Inslee’s office Wednesday provided further analysis of the decisions the state would have to make if the GOP health care plan does pass.
The ACA expanded Medicaid coverage in Washington state, offering insurance to 600,000 additional people. Under the Republican health care proposal, the state would need to come up with about $1.3 billion per year starting in 2023 to continue the same level of health care. The costs would be lower between 2020 and 2023.
Inslee on Wednesday told reporters he was still worried about trying to backfill the federal Medicaid expansion money.
“We do not have that money,” he said.
Washington state also would need to plug a $351 million per biennium hole in the state budget beginning in 2020 to pay for existing state services now supported by federal dollars.

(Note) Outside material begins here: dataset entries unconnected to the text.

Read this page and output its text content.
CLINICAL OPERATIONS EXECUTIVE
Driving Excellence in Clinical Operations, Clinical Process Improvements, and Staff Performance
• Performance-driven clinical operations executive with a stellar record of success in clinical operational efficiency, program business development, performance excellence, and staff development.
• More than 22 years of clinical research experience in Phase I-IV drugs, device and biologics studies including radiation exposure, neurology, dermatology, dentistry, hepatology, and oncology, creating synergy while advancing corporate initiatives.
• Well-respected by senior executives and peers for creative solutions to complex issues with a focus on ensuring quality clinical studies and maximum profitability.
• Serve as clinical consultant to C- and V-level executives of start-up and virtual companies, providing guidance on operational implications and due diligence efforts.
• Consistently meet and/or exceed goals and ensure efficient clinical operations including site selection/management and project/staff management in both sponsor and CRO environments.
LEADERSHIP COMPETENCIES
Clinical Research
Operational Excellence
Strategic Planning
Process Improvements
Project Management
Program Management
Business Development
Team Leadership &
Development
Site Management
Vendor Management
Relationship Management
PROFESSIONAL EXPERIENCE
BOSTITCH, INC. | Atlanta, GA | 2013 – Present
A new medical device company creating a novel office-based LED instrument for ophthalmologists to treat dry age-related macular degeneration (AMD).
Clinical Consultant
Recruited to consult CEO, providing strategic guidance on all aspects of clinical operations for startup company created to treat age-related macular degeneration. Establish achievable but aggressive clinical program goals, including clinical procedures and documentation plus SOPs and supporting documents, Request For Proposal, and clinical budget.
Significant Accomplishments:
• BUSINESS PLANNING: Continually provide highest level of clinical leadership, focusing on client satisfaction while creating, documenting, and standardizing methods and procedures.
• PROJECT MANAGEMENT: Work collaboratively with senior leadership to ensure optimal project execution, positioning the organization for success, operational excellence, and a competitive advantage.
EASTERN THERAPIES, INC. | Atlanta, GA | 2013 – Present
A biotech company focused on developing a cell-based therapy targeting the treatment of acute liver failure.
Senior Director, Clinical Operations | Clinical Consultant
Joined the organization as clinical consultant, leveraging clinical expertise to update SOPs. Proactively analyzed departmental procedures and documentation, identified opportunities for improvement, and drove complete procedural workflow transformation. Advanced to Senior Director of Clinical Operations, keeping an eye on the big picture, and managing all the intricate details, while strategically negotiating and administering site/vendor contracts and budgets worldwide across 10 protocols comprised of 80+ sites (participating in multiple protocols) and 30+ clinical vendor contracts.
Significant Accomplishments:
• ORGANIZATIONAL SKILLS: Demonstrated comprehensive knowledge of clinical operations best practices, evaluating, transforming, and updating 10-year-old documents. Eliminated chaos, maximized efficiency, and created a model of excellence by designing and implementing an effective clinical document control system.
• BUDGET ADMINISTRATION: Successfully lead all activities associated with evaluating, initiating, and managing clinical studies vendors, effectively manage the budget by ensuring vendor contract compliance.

Rivers, from La Center, said nobody should put too much stock into the state’s analysis quite yet. She said she expects the federal GOP proposal to change from its current form as it winds through Congress.
The legislation has already faced significant pushback from some congressional Republicans, as well as Democrats.
State Rep. Joe Schmick, another Republican leader on health care policy, said the plan was “the first rendition” of the Obamacare repeal.
“Have we seen the final one? I kind of doubt it,” the Colfax lawmaker said. “So we’ll just have to wait and see.”